Les caractéristiques génétiques qui causent un problème de santé particulier suivre revenir à un modèle d'héritage, également appelé mode de transmission. Les principaux types de modes de transmission comprennent l'héritage d'un seul gène, l'héritage et l'héritage mitochondrial multifactorielle. Les conditions associées comprennent la maladie de Huntington et la fibrose kystique.
Seul gène Héritage
Les mutations d'un seul gène viennent via autosomique ou lié à l'X héritage. Chaque type peut se présenter sous forme récessif ou dominant. Signifie transmission autosomique un autosome abrite le gène muté. Autosomes sont les 22 paires de chromosomes qui ne ont aucune implication dans la détermination du sexe. X-hérédité liée exige que le X sexe maison chromosome la mutation. Les mâles ont un chromosome X et les femelles ont deux. Que l'héritage est dominante ou récessive dépend du nombre de copies de l'allèle mutant. Un allèle mutant indique transmission récessive tandis que deux hérédité dominante égale.

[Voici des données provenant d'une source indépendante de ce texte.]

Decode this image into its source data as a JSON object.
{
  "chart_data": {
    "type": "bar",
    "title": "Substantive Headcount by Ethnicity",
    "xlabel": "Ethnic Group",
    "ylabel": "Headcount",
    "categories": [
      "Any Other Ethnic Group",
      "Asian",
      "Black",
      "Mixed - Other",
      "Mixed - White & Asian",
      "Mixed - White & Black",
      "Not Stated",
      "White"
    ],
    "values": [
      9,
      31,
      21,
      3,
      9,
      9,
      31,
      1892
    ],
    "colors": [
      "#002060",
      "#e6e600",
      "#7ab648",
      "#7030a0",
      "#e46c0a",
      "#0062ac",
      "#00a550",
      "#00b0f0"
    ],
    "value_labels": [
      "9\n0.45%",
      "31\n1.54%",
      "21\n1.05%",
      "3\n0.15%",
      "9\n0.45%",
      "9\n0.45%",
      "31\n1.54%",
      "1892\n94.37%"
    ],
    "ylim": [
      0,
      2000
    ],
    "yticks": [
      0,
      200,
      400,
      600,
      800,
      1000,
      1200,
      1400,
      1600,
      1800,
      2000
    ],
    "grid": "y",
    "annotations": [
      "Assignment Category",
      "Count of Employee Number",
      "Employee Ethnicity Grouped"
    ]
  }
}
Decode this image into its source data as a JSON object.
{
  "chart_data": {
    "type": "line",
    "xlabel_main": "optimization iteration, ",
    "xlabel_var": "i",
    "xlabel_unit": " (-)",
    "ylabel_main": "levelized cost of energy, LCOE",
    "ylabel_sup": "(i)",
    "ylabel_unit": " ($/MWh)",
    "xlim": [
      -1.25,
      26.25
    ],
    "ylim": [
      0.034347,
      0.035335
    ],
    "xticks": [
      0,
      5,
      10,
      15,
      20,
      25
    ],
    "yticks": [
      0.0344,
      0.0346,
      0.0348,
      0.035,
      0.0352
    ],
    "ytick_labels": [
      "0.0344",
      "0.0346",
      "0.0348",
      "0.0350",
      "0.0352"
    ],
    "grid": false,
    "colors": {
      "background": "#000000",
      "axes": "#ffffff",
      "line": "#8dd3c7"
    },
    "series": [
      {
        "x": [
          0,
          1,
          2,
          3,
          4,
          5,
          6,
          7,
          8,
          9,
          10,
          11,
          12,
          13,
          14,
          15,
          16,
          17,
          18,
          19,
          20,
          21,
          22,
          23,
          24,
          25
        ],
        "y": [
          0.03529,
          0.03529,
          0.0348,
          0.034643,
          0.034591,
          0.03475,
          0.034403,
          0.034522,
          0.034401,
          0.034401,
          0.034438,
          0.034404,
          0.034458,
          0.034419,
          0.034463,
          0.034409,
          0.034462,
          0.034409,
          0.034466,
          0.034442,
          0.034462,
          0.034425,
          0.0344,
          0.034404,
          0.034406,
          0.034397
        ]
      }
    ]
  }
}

Autosomique seul gène Héritage
Une transmission autosomique dominante se produit quand un individu a une chacune des copies normales et mutées. Mâles et femelles ont une égale 50 pour cent de probabilité d'hériter de la copie mutée. Conditions causées par la domination autosomique comprennent la maladie et acondroplasia de Huntington, une forme de nanisme qui produit des membres courts.
Pour une transmission autosomique récessive d'être présent, deux copies de l'allèle muté sont nécessaires. Aucune différence entre les sexes existe dans les modèles d'héritage. L'accouplement de deux porteurs de la mutation produit des enfants avec une probabilité de 25 pour cent de l'héritage touchée, mais une chance de devenir un transporteur affecté 50 pour cent. Transmission autosomique récessive responsable de la fibrose kystique.
X-linked seul gène Héritage
Mutations récessives liées à l'X ne se présentent pas en présence d'une copie de l'allèle sain. Les mâles ont une seule chromosome X et présentent ainsi le caractère récessif. Femelles, bien que rarement affecté, peuvent présenter se ils ont deux copies de l'allèle muté. L'héritage familial passe de la mère soit fils ou fille. Pères ne peuvent transmettre à leurs filles. La fille ne hérite une copie mutée de son père. L'état des liens de l'hémophilie A à l'héritage lié à l'X seul gène récessif.
Héritage mitochondrial
Hérédité mitochondriale, également appelé héritage maternel, provient des gènes dans l'ADN mitochondrial. Les mitochondries ne sont produites par les femelles et tous les mutations associées peuvent être transmis de la mère à ses fils ou filles. La condition héréditaire de Leber neuropathie optique passe par héritage mitochondrial. Maladies cardiaques, hépatiques et rénales ont souvent des liens avec l'héritage mitochondrial.
Multifactorielle Héritage
Héritage multifactorielle se produit lorsque plus d'une mutation du gène combine avec des facteurs tels que l'exposition de l'environnement ou l'alimentation pour augmenter la propension d'une personne à certaines conditions. La maladie cardiaque aggravée par une mauvaise alimentation et un manque d'exercice peut être un exemple de l'héritage multifactorielle. Immobilisant la génétique de cet héritage est plus difficile que dans les formes les plus précises.